Inside the A&E around 15 people could be seen on trolleys and other patients sitting on chairs.

Some were elderly and hooked up to drips, a few were also wearing protective masks to cover their mouths.

A man said that he was waiting to be treated for an infection.

He said: "I arrived yesterday evening and I was here for a few hours and then we were told we'd be better off coming back this morning when there would be more staff on.

"I came back this morning and was seen straight away, now I'm just waiting the last few hours on the results of a blood test.

"I was chatting to one woman yesterday and she seemed really unwell, she told me she had arrived at around 1pm and she'd been there for about eight hours and hadn't been seen yet - it's a disgrace."

There were similar scenes in the A&E ward at the Mater Hospital.

There were patient on trolleys and chairs, while busy hospital staff cared for them in the crowded room.

Dr Tom Ryan, President of the Irish Hospital Consultants Association, said that today's record number of patients on trolleys requiring hospital care was entirely predictable and unacceptable.

He said the crisis is due to the fact that acute hospital in-patient bed numbers were cut by 1,400 in the past decade when they should, at a minimum, have been increased in tandem with the country's growing and ageing population trends.

Phil Ni Sheaghdha, the newly appointed General Secretary of the INMO, said frontline staff have been "abandoned."

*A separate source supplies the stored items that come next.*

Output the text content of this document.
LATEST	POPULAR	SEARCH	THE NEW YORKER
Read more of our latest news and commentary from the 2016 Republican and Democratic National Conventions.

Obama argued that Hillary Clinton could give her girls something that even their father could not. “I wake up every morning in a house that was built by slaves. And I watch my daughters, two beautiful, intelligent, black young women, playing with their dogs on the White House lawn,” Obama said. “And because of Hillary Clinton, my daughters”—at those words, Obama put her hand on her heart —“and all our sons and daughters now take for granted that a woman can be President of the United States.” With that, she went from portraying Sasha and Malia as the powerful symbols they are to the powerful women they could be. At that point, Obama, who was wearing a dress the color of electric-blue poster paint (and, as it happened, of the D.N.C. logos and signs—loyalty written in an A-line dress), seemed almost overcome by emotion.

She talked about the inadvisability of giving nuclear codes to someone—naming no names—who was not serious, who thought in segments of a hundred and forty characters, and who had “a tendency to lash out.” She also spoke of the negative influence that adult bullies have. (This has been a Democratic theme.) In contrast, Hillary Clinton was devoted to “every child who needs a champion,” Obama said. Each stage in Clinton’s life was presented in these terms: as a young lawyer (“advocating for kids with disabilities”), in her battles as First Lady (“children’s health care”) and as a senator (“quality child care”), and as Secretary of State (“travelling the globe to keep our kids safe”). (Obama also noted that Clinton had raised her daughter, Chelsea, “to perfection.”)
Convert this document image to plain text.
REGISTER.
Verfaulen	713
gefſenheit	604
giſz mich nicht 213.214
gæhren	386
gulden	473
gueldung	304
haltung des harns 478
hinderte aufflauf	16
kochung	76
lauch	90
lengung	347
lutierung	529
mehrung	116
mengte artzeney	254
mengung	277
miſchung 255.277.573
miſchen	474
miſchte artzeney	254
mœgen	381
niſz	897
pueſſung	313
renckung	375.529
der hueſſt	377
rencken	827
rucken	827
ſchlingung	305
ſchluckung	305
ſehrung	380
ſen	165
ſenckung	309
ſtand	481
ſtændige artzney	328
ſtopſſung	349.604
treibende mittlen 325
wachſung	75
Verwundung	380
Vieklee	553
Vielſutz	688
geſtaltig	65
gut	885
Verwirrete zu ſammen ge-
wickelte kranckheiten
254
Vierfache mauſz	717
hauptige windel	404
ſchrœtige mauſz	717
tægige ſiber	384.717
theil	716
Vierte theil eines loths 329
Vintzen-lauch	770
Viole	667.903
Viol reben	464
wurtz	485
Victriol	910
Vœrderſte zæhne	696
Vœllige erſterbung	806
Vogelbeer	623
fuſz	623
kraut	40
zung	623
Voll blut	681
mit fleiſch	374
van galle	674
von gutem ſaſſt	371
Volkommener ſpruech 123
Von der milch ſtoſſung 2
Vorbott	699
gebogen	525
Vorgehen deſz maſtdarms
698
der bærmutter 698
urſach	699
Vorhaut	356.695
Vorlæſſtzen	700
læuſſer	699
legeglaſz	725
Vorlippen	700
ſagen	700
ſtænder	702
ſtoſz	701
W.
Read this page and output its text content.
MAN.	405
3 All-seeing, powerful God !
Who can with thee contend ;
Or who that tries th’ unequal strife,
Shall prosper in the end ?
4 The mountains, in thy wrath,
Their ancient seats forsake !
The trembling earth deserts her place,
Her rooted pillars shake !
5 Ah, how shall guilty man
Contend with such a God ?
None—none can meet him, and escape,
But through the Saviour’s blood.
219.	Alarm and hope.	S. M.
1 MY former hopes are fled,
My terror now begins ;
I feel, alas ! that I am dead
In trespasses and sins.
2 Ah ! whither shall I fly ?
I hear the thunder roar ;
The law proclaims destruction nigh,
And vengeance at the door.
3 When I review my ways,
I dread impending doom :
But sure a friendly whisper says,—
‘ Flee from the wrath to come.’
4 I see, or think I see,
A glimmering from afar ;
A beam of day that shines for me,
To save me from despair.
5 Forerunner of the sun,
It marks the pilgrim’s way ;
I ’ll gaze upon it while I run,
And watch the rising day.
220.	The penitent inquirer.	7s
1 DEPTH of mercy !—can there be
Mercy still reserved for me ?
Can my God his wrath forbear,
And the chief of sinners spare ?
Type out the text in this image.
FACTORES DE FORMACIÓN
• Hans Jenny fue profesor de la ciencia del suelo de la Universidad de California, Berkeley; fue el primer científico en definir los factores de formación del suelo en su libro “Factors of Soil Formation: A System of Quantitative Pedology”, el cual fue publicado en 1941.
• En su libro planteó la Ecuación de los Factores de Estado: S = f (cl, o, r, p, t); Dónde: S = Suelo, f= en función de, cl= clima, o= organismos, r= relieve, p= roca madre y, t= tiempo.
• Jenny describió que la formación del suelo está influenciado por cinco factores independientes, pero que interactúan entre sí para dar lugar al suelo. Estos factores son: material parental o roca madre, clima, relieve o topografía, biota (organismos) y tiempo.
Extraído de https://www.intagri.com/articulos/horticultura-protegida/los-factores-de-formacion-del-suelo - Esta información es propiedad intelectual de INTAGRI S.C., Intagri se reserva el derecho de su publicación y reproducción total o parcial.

“Overcrowding in late December and early January is getting worse. Despite investment in winter plans, smaller hospitals are now severely overcrowded which is manifestly unsafe and leads to higher cross infection and poorer outcomes for patients," she  said.

"Nursing staff, constantly working in this high pressure, unsafe environment, cannot be expected to put up with this obvious neglect of duty of care to them and the patients they try to care for any longer. It appears to me, that staff and patients, on the front line, were abandoned while the system shutdown for Christmas and the New Year.”

University Hospital Limerick recorded the highest annual number of 8,869; Cork University Hospital and University Hospital Galway recording 6,815 and 6,563 respectively.

Damien McCallion, National Director Emergency Management & National Ambulance Service told RTÉ's News at One that smaller hospitals will find it more difficult to overcome the current trolley crisis.

"Certainly it will take a number of days for our medium sized hospitals to get themselves back into, what we would call,  a more reasonable state," he said.

He said hospitals are likely not to have scheduled elective surgeries this week as it was expected to be a pressurised week.

He acknowledged that the HSE needs additional capacity and said greater investment in that are is needed.

However, he said a number of steps were taken in advance of this week to educe the pressure on hospitals where possible including an investment in home-care services, reviewing patients who had been in hospital for seven days and extended diagnostic services.

The Mater University Hospital in Dublin was the capital’s most overcrowded hospital with 5,238 patients on trolleys during 2017; and

Smaller hospitals such as Our Lady’s Hospital in Navan showed increases from 595 in 2016 to 2435 in 2017 and Portiuncula Hospital in Ballinasloe recorded 1,569 trolley figures compared with 892 in 2016.

The record number of people on trolleys this morning comes ahead of the peak flu season which is expected to put additional pressure on services.

Almost 200 people have been hospitalised with the flu and a small number - less than 10- of people have died.